- Born: 1961 (age 64–65) Lucknow, India
- Occupation: Cardiologist

= Balram Bhargava =

Indian cardiologist, science administrator

Balram Bhargava is an Indian physician scientist, cardiologist, medical educationist, and innovator. He is the chief of Cardiothoracic Centre, AIIMS. He is the former director general at the Indian Council of Medical Research, New Delhi and secretary of the Department of Health Research; a division under Ministry of Health and Family Welfare, Government of India.

==Biography==
Balram Bhargava was born in 1961 in Lucknow. He did his schooling from La Martiniere College, Lucknow. He graduated in medicine (MBBS), followed by MD and DM with specialization in Cardiology from King George’s Medical College, Lucknow. Prior to his appointment at ICMR, he was a professor of cardiology at the All India Institute of Medical Sciences, New Delhi (AIIMS). He is a fellow of the National Academy of Sciences, India (FNASc), Fellow of the American Heart Association (FAHA), Fellow of the Academy of Medical Sciences (FAMS), Fellow of the National Academy of Medical Sciences and a Fellow of the American College of Cardiology (FACC).

Balram resides at the AIIMS residential complex at Asiad Village, New Delhi.

==Social activities==
Bhargava is reported as a biomedical program administrator from AIIMS Delhi.

Bhargava along with Alok Ray from IIT Delhi under the leadership of then Department of Biotechnology secretary Maharaj Kishan Bhan, initiated the Indian chapter of the Stanford Biodesign and was its co-executive director (India). The organization had set goals to promote innovators of medical technology through fellowships and also to conduct internships and events related to the area. The system was supported by AIIMS, New Delhi and has Stanford University, Indian Institute of Technology, New Delhi, the Indo-US Science and Technology Forum (IUSSTF) and the Ministry of Science and Technology, Government of India as partners. Stanford India Biodesign program ended in 2013.

Since 2008, he has been working with Biodesign Fellows Srinivas Juggu, Jayant Karve and Amit Sharma on a project trying to develop a chest compression device. If this succeeds it will be useful for patients suffering sudden cardiac arrests.

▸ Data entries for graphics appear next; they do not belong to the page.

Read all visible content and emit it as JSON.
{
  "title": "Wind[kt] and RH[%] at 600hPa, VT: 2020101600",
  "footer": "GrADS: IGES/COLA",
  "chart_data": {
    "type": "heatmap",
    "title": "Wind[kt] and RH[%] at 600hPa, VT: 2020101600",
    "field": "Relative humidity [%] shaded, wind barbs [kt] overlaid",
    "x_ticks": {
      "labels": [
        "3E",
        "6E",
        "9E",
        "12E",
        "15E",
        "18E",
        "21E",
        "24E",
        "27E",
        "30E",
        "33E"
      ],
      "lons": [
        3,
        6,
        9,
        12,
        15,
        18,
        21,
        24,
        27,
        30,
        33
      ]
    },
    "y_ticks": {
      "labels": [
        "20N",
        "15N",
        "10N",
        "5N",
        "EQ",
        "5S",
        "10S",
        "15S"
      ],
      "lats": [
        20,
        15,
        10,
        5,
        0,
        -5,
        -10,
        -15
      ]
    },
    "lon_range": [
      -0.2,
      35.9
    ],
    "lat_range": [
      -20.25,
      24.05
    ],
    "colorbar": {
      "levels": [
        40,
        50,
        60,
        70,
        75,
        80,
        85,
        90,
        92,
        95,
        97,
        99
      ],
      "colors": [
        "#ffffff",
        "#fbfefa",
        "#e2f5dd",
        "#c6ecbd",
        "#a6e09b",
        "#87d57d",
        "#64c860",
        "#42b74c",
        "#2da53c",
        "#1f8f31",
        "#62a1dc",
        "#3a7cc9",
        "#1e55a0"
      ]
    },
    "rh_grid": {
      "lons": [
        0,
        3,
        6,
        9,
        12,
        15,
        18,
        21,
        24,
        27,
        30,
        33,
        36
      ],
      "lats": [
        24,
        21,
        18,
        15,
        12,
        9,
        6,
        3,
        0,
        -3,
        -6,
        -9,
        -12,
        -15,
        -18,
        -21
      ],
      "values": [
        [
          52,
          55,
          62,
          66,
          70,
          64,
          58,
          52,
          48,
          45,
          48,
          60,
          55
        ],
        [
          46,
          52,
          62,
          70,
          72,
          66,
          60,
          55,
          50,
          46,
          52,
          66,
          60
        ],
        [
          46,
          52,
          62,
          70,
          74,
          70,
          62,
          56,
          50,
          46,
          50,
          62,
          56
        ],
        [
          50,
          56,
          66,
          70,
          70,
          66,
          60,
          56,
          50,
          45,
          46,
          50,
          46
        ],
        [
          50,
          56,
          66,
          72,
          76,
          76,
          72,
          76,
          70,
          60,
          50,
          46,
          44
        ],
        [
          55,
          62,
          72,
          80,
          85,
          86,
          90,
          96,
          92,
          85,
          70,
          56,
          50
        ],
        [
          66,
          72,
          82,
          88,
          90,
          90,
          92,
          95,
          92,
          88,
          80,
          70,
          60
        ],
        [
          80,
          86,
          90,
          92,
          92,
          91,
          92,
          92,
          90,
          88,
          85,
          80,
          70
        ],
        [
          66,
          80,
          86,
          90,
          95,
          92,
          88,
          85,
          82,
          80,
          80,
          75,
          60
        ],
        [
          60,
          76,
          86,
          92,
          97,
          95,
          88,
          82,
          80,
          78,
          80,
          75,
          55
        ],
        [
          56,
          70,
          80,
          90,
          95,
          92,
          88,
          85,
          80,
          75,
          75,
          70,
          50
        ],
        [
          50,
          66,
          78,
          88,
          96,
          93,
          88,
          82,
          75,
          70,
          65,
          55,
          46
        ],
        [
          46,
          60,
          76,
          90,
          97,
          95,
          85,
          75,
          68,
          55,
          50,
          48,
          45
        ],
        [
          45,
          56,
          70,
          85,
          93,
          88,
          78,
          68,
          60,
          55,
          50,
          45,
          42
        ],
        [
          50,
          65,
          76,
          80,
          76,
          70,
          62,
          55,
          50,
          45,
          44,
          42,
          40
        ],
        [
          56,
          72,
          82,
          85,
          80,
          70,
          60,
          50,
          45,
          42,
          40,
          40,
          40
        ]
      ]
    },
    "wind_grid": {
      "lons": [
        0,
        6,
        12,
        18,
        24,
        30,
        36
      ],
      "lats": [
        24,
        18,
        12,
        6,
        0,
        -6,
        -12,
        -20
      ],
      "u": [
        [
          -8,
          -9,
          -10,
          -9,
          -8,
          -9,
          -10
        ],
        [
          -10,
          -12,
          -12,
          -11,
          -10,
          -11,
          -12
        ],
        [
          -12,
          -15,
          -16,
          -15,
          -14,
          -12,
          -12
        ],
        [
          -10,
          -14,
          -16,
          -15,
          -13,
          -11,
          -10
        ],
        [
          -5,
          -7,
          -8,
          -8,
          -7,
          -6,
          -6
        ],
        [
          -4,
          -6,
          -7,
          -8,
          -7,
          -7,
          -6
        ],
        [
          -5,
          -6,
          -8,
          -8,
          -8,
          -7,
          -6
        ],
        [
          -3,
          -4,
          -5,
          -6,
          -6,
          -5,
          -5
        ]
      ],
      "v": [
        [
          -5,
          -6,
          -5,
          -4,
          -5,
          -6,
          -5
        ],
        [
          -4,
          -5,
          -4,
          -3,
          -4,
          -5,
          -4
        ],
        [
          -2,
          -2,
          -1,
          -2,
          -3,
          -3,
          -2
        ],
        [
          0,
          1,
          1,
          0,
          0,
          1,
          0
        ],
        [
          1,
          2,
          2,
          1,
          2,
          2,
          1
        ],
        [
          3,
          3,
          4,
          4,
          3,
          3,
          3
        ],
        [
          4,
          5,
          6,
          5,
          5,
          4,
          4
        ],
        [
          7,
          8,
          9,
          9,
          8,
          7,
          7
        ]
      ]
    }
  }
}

Bhargava has spoken up about the need for better regulation in medical testing. He is one of the team of twelve doctors from India who plan to establish the Society for Less Investigative Medicine (SLIM), an initiative that hopes to combat the excessive commercial practices prevalent in India. SLIM is in the making since 2015 and the members hoped to start activities by 2016. The members of SLIM, when it is established, plan to work towards raising public awareness against the trend of unnecessary tests and excessive medical investigations.

==Publications==
Some of his co-authored publications include:

- Ramakrishnan Sivasubramanian (2011). "Utility of 3-dimensional Echocardiography in Predicting the Immediate Outcome of Percutaneous Transvenous Mitral Commissurotomy"
- Gurpreet S Gulati (2011). "Cardiac Magnetic Resonance for evaluating early outcomes of stem cell therapy in non-ischemic dilated cardiomyopathy"
- Sivasubramanian Ramakrishnan (2011). "Acute and short-term hemodynamic effects of metoprolol in Eisenmenger syndrome: A preliminary observational study" PDF Full Text

==Awards and recognitions==
In 2019 Bhargava received the Gujar Mal Science Award 2018. Bhargava is a recipient of S. N. Bose Centenary Award of the Indian Science Congress, Platinum Jubilee Award of the National Academy of Sciences and the Vasvik Award. He has also received Tata Innovation Fellowship for facilitating Biodesign Innovation fellows' work. The Government of India honoured him, in 2014, by awarding him the Padma Shri, the fourth highest civilian award, for his contributions to the field of medicine (cardiology).
He is one of the laureates of the 2015 UNESCO-Equatorial Guinea International Prize for Research in the Life Sciences. In 2019, he received the Dr LEE Jong-wook Memorial Prize for Public Health.

==In popular culture==
- Nana Patekar played Bhargava in the 2023 medical film The Vaccine War.